Key Red Raiders: 25 Franklin Mitchem

A huge number of factors go into the success of any football team. In this series, we will be examining 25 of them. More specifically, we will take a reverse-order look at the 25 players who will be most crucial if the Texas Tech Red Raiders are to have a successful 2008 season, however that may be defined.
This is not, however, a list of the best players on the team. Rather, this series takes into consideration the importance of a given position on the team, depth issues, experience and inexperience, and the historic strengths and weaknesses of Mike Leach's program. The results, therefore, may surprise many readers, and will hopefully spur discussion and debate.
FRANKLIN MITCHEM: After graduating five senior safeties off of their 2008 squad, Texas Tech entered spring practice with two scholarship safeties on the roster: redshirt freshman Cody Davis and junior Franklin Mitchem. While Mitchem is the most experienced player at safety, this is only true because he has been on campus longer. The Klien Oak product did not seen many defensive snaps last season, but did register a total of 12.5 tackles and two forced fumbles.

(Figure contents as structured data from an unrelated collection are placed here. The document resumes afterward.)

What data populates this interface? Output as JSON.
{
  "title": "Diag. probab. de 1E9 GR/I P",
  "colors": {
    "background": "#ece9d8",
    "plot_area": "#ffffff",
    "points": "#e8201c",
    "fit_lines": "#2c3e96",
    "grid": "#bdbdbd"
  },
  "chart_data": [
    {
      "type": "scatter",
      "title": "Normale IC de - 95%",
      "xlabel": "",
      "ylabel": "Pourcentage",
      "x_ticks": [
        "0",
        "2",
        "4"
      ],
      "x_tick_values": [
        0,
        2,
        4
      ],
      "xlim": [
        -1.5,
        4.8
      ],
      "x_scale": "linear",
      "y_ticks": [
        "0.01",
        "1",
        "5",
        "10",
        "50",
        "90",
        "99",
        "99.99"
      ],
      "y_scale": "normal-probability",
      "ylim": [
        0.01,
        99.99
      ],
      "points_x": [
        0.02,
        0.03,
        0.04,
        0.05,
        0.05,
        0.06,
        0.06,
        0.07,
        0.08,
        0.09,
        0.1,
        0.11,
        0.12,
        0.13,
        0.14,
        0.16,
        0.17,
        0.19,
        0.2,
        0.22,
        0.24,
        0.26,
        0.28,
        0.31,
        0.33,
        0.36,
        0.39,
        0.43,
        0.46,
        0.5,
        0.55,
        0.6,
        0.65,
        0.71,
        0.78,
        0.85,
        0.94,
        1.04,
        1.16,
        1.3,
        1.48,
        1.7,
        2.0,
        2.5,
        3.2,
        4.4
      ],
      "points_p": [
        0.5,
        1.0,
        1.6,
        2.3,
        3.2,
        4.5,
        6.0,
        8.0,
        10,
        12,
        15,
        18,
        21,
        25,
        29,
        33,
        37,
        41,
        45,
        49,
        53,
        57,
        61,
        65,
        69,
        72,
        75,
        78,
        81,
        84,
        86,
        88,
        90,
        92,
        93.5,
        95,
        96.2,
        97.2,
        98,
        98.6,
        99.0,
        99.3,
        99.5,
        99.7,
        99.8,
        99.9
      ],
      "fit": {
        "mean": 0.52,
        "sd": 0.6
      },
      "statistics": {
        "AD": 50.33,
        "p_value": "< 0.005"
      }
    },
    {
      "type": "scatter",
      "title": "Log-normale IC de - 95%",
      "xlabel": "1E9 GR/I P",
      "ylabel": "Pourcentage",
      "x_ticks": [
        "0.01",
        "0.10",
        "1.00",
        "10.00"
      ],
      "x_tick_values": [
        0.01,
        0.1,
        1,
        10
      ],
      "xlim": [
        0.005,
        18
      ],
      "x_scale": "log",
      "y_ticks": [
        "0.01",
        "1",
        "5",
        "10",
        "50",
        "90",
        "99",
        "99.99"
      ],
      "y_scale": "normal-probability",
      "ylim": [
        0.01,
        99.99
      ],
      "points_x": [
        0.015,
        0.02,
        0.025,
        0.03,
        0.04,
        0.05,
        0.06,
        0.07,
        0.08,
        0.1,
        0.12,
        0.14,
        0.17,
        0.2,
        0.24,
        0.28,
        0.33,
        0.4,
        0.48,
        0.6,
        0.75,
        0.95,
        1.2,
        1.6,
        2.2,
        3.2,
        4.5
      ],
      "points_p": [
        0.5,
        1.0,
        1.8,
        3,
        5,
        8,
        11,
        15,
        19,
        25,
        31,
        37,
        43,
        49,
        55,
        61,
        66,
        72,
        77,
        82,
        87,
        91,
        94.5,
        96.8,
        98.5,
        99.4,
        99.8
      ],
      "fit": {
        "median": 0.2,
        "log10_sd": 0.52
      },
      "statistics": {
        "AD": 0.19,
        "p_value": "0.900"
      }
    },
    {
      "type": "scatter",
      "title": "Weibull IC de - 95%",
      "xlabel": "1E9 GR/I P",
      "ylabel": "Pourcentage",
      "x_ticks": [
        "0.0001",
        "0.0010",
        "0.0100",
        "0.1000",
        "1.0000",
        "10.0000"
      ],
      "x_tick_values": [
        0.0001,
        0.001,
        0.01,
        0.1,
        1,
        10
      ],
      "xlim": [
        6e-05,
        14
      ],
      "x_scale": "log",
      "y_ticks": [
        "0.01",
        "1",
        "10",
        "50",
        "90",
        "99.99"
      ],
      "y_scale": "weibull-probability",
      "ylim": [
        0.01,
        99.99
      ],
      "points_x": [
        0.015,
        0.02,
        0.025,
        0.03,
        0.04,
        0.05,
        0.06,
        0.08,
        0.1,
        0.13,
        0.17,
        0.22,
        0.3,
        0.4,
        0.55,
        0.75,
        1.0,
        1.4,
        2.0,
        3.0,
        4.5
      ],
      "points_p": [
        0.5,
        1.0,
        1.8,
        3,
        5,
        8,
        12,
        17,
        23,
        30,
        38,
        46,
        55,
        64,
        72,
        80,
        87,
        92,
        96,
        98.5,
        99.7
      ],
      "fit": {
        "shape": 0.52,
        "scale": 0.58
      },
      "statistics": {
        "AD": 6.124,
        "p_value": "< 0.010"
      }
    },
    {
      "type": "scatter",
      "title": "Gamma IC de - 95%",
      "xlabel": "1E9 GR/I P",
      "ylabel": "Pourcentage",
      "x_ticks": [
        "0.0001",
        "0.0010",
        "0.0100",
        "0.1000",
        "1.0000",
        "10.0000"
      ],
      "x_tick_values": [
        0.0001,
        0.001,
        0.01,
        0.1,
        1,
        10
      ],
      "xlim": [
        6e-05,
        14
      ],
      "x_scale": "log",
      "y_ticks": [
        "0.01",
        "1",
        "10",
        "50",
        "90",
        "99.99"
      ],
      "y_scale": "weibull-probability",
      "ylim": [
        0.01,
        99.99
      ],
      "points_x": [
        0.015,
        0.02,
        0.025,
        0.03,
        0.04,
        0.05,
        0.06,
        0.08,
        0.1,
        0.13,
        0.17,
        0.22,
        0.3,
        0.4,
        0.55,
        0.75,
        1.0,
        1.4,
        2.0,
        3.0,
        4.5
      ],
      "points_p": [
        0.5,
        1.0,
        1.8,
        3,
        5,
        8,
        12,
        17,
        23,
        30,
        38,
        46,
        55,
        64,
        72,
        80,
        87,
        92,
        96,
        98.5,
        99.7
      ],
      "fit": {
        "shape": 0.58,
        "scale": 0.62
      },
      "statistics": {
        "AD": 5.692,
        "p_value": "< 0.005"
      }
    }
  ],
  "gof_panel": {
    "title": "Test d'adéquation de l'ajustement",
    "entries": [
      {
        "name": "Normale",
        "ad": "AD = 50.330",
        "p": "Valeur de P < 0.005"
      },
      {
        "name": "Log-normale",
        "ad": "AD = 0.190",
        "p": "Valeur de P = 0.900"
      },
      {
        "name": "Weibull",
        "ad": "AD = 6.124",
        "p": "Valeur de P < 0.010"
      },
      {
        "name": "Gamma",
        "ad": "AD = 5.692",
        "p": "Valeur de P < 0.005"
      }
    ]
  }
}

HE IS RANKED TOO LOW BECAUSE...: If Mitchem's performance next season is near either extreme - good or bad - then it will most assuredly make a big impact on the Red Raiders' season. It is likely that Big 12 offenses will be even more potent in 2009 than they were in 2008, so Texas Tech can't afford to have any liabilities in the defensive backfield.
HE IS RANKED TOO HIGH BECAUSE...: Mitchem had a solid but fairly quiet spring. Davis largely stole the show while Jared Flannel and Julius Howard, newcomers to the position, visibly improved by leaps and bounds. If this continues into the fall, it is not completely outside the realm of possibility that Mitchem could be passed on the depth chart.
2009 EXPECTATIONS: Mitchem will start at safety and give the Red Raiders a physical presence in the defensive backfield.
OFF THE CUFF PREDICTION: Mitchem will force five fumbles in 2009.
NOTE: This list was a collaborative effort by Aaron Dickens, Drew Dougherty, Robert Giovannetti and Chris Level.